Allan recently came to another conclusion. There was no malice in this hidden way his father did things. He was too young to help him or had some impact on work progression. But knowledge was something he wanted, so he felt no remorse by slowly learning about it. Styles of blades, swords, and forging methods were personally done by his father in this room. They were nothing like the regular work in the shop above. Allan could see the differences, after a few years of spying.
1 year ago, Allan finally purchased binoculars from an indebted sailor. It greatly enhanced his spying skill. Within this time frame. He copied the most visible documents and scripts. Even some pages from books that Clayton read on some occasion were left in his diary.
All of this knowledge was good for him. Allan improved. But there was no way to turn most of this knowledge into a practical way. Best way to describe it so to have the biggest piece of beef shoulders or ribs you could buy, but only some small stove. You can try to cut it into smaller and manageable pieces, but you will be hungry soon. Eating it raw was also unhealthy.
Allan could only wait patiently for his father to acknowledge his work. It could take years for him to grow up so he could bear the impact of higher grades of hammers and metals.
“Sword quality from today is at the level of officers from the main Waan armies. The problem can lie in these sheens and oily substances that the father is keeping in drawers. Or, it is that mixing of metals that is described in many documents? I know about it myself, after all, but the word mixing was never stated anywhere. He even got me that first order of mixing book today.”
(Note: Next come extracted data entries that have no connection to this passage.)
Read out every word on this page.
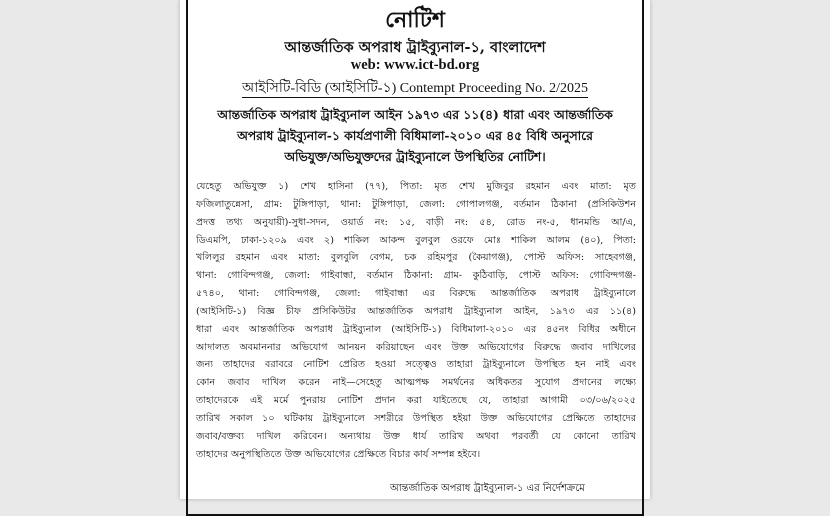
নোটিশ
আন্তর্জাতিক অপরাধ ট্রাইব্যুনাল-১, বাংলাদেশ
web: www.ict-bd.org
আইসিটি-বিডি (আইসিটি-১) Contempt Proceeding No. 2/2025
আন্তর্জাতিক অপরাধ ট্রাইব্যুনাল আইন ১৯৭৩ এর ১১(৪) ধারা এবং আন্তর্জাতিক
অপরাধ ট্রাইব্যুনাল-১ কার্যপ্রণালী বিধিমালা-২০১০ এর ৪৫ বিধি অনুসারে
অভিযুক্ত/অভিযুক্তদের ট্রাইব্যুনালে উপস্থিতির নোটিশ।
যেহেতু অভিযুক্ত ১) শেখ হাসিনা (৭৭), পিতা: মৃত শেখ মুজিবুর রহমান এবং মাতা: মৃত
ফজিলাতুন্নেসা, গ্রাম: টুঙ্গিপাড়া, থানা: টুঙ্গিপাড়া, জেলা: গোপালগঞ্জ, বর্তমান ঠিকানা (প্রসিকিউশন
প্রদত্ত তথ্য অনুযায়ী)-সুধা-সদন, ওয়ার্ড নং: ১৫, বাড়ী নং: ৫৪, রোড নং-৫, ধানমন্ডি আ/এ,
ডিএমপি, ঢাকা-১২০৯ এবং ২) শাকিল আকন্দ বুলবুল ওরফে মোঃ শাকিল আলম (৪০), পিতা:
খলিলুর রহমান এবং মাতা: বুলবুলি বেগম, চক রহিমপুর (কৈয়াগঞ্জ), পোস্ট অফিস: সাহেবগঞ্জ,
থানা: গোবিন্দগঞ্জ, জেলা: গাইবান্ধা, বর্তমান ঠিকানা: গ্রাম- কুঠিবাড়ি, পোস্ট অফিস: গোবিন্দগঞ্জ-
৫৭৪০, থানা: গোবিন্দগঞ্জ, জেলা: গাইবান্ধা এর বিরুদ্ধে আন্তর্জাতিক অপরাধ ট্রাইব্যুনালে
(আইসিটি-১) বিজ্ঞ চীফ প্রসিকিউটর আন্তর্জাতিক অপরাধ ট্রাইব্যুনাল আইন, ১৯৭৩ এর ১১(৪)
ধারা এবং আন্তর্জাতিক অপরাধ ট্রাইব্যুনাল (আইসিটি-১) বিধিমালা-২০১০ এর ৪৫নং বিধির অধীনে
আদালত অবমাননার অভিযোগ আনয়ন করিয়াছেন এবং উক্ত অভিযোগের বিরুদ্ধে জবাব দাখিলের
জন্য তাহাদের বরাবরে নোটিশ প্রেরিত হওয়া সত্ত্বেও তাহারা ট্রাইব্যুনালে উপস্থিত হন নাই এবং
কোন জবাব দাখিল করেন নাই—সেহেতু আত্মপক্ষ সমর্থনের অধিকতর সুযোগ প্রদানের লক্ষ্যে
তাহাদেরকে এই মর্মে পুনরায় নোটিশ প্রদান করা যাইতেছে যে, তাহারা আগামী ০৩/০৬/২০২৫
তারিখ সকাল ১০ ঘটিকায় ট্রাইব্যুনালে সশরীরে উপস্থিত হইয়া উক্ত অভিযোগের প্রেক্ষিতে তাহাদের
জবাব/বক্তব্য দাখিল করিবেন। অন্যথায় উক্ত ধার্য তারিখ অথবা পরবর্তী যে কোনো তারিখ
তাহাদের অনুপস্থিতিতে উক্ত অভিযোগের প্রেক্ষিতে বিচার কার্য সম্পন্ন হইবে।
আন্তর্জাতিক অপরাধ ট্রাইব্যুনাল-১ এর নির্দেশক্রমে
Allan knew for a fact that he played dumb when he received that book today. Not that he had seen it before. No. Its content was not all that surprising to him. He decided to play a little with himself when he received it from Clayton. All of this stemmed from the time he spent looking at his father in this forge. Forging sometimes unknown weapons from materials he had never seen before. Strange and mysterious effects could occasionally happen. Such as the glow of materials or strange-looking sounds. Situations from hammering and heating could produce it even with normal materials.